I am attempting to use DiffBind to identify differential peaks between groups in my experiment. I have 10 groups in my experiment with 3 replicates per group. This allows for the possibility for 45 unique comparisons. Through the help of the DIffBind vignettes and online resources I have been able to produce code that is functional and returns a list of differential peaks for each comparison that I have established.
However, issues arose when I began to visualize this information in IGV. The differential peaks that were identified by EDGER and DESEQ2 were not supported by the individual peak files. Differential peaks were being called in locations where no peak was identified in any of the replicates in the first place and differential peaks were being called at locations where all replicated are demonstrating peaks with similar scores.

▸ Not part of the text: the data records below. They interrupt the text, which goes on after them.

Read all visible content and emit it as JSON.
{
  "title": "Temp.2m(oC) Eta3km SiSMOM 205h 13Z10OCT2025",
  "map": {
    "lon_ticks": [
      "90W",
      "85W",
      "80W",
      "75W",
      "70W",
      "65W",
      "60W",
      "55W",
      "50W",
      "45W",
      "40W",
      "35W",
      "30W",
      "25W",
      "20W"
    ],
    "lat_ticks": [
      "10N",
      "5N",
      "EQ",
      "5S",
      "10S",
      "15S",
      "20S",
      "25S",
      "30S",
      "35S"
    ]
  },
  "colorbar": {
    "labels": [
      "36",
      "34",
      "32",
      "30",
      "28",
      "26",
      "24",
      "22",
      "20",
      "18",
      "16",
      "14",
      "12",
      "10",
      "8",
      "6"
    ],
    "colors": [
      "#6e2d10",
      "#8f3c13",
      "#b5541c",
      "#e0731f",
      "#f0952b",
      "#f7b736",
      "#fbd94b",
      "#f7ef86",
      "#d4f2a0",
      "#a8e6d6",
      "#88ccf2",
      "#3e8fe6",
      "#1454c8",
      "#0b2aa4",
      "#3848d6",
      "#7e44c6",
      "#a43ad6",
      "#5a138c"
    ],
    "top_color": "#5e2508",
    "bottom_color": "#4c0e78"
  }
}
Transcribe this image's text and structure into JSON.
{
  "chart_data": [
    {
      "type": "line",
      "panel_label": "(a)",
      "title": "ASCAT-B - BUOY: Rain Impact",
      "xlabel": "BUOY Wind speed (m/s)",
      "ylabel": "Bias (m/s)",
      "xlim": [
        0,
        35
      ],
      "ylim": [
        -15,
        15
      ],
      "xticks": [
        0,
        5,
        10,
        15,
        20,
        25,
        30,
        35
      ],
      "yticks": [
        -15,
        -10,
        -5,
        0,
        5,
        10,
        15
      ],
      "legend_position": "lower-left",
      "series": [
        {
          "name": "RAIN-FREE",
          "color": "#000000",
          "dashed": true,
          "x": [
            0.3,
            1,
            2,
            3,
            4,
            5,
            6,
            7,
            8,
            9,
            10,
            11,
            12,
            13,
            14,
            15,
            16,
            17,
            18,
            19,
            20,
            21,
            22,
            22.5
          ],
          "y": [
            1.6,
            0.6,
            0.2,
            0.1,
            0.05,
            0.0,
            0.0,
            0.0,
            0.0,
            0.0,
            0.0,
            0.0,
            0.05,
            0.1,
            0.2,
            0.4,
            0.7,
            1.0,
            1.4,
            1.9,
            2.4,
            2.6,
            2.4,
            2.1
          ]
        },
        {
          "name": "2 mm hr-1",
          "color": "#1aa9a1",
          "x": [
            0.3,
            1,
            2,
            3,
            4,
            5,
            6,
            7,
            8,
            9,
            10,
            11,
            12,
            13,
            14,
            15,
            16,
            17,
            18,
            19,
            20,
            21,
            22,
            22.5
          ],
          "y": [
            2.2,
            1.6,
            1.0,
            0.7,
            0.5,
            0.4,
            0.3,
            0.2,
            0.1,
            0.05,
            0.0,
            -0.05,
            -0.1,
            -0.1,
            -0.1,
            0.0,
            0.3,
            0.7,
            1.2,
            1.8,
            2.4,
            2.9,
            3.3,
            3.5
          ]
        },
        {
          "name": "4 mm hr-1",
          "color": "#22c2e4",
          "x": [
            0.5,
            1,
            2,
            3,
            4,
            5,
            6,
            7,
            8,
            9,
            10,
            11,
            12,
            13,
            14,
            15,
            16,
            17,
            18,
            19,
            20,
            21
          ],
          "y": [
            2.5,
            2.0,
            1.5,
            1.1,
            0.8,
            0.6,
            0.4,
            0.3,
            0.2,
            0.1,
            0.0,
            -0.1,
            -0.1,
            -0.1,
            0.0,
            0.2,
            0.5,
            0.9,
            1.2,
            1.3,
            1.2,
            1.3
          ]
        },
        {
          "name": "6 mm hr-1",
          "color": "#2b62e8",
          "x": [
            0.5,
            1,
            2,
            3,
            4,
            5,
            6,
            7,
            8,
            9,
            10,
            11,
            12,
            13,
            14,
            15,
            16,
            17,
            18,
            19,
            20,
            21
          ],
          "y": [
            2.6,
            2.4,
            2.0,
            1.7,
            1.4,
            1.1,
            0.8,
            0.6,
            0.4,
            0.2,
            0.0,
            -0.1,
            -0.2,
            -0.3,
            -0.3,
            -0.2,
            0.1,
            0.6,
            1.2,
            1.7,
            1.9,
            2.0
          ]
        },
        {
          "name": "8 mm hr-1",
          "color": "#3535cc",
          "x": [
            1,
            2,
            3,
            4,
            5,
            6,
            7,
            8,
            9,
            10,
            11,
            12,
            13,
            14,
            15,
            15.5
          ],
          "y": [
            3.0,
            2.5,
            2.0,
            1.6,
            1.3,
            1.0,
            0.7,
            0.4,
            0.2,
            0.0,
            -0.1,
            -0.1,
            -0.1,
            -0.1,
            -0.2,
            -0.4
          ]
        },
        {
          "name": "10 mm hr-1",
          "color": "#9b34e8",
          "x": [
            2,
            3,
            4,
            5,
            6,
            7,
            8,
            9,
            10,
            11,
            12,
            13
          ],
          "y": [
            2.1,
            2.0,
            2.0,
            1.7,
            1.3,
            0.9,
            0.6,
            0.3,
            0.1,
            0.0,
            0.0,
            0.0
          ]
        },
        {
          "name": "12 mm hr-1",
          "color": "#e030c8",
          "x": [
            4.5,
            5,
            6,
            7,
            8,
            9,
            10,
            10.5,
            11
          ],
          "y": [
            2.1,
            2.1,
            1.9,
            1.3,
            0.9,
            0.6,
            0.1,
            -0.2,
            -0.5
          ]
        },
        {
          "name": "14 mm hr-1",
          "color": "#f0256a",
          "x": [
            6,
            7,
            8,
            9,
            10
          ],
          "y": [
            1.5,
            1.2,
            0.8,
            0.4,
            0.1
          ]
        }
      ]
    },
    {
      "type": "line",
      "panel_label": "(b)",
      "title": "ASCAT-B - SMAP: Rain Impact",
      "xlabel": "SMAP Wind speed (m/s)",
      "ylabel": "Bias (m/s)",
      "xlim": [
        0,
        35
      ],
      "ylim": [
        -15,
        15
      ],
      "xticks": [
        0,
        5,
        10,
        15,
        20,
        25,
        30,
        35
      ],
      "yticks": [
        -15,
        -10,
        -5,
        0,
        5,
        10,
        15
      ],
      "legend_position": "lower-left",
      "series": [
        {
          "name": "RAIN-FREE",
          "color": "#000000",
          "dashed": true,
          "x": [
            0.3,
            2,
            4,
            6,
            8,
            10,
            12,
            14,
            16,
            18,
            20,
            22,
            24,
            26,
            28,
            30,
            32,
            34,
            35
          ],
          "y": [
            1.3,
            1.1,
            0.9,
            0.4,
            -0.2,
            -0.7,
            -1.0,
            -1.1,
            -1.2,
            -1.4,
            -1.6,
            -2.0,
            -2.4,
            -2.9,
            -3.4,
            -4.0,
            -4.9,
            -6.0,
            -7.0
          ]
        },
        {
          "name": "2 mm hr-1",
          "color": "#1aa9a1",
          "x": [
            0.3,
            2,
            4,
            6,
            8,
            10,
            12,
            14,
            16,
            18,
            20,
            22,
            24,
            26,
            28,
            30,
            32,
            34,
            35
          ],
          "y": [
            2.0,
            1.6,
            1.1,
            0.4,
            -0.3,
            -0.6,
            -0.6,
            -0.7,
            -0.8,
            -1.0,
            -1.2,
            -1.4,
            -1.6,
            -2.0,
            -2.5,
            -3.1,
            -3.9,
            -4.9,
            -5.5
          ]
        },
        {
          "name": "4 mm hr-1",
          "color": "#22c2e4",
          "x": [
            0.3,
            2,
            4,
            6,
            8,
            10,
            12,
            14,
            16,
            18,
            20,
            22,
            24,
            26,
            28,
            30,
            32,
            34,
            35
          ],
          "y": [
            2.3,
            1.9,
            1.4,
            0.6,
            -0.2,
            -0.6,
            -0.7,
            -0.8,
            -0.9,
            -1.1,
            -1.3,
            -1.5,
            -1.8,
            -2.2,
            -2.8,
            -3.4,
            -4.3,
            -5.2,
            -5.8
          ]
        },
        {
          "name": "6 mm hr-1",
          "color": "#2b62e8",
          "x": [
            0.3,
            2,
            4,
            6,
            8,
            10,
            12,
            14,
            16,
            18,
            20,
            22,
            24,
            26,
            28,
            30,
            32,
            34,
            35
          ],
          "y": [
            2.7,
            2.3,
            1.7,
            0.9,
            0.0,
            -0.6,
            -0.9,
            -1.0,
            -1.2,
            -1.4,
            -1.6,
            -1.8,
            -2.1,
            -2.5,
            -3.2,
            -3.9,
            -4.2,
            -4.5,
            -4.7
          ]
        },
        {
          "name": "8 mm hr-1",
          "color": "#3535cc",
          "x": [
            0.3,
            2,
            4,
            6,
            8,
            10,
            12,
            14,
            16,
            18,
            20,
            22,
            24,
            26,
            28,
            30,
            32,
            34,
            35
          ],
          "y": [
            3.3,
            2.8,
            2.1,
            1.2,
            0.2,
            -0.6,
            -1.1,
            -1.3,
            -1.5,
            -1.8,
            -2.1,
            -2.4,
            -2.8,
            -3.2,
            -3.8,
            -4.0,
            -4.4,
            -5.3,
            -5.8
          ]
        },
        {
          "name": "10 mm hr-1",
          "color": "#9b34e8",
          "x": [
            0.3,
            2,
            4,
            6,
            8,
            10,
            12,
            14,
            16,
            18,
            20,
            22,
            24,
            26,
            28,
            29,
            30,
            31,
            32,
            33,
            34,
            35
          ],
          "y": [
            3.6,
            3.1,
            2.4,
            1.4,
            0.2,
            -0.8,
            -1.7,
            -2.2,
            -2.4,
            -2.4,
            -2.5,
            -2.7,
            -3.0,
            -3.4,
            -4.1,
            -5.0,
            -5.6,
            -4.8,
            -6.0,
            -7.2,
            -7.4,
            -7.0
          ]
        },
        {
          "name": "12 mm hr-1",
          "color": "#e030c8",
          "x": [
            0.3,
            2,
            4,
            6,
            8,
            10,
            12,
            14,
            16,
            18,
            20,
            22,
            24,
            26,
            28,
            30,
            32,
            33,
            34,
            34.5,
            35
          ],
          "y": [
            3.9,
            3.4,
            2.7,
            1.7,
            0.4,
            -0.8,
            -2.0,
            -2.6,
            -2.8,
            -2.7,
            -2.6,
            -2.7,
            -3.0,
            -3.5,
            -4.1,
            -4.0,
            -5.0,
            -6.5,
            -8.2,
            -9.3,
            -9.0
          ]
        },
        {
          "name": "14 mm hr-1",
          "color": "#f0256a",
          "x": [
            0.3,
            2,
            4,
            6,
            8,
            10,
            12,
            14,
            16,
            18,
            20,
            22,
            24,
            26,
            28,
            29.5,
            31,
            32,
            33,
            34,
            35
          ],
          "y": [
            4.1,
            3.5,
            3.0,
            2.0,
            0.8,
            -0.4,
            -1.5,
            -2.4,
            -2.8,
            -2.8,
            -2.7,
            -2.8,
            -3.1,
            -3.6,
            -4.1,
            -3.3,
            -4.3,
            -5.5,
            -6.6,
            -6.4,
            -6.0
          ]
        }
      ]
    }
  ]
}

I am using the same fasta file for visualization that was used for alignment and peak calling.
In the hopes of solving this issue, I attempted to look closely at only one of my comparisons. I created a data sheet that only contained the necessary information (7.bams [including input], 6 .narrowPeaks) for that comparison and reran the same code without making any notable modifications. This both reduced the number of differential peaks identified by both EDGER and DESEQ2 and lead to the identification of different differential peaks than when I had run the code such that it utilized a datasheet containing all of my sample information. When I visualize this information in IGV, it is appropriate/correct. There are differential peak calls at locations in which there are actual peaks identified in one group but not the other and so on and so forth...
I would like to better understand why this is occurring and if it is to be expected. My initial though would be that providing .bams and .narowPeak files for other groups should not change the output of each contrast, but that does not seem to be the case. Is it the result of a normalization step? Is there something that I can do to make the code that runs all 45 comparisons return the appropriate differential peaks that I was able to obtain by only looking at a single comparison. I would like to avoid having to run all 45 comparisons individually if at all possible.
- Samplesheet containing information for single contrast yields appropriate differential peaks
- Samplesheet containing information for all contrasts alters the differential peaks identified for each individual contract such that they appear incorrect upon visualization
I hope that this explanation makes sense. If further detail would be helpful, I am obviously more than happy to provide. Any assistance in addressing this question would be greatly appreciated as I would really prefer to not run each comparison individually.
All the Best!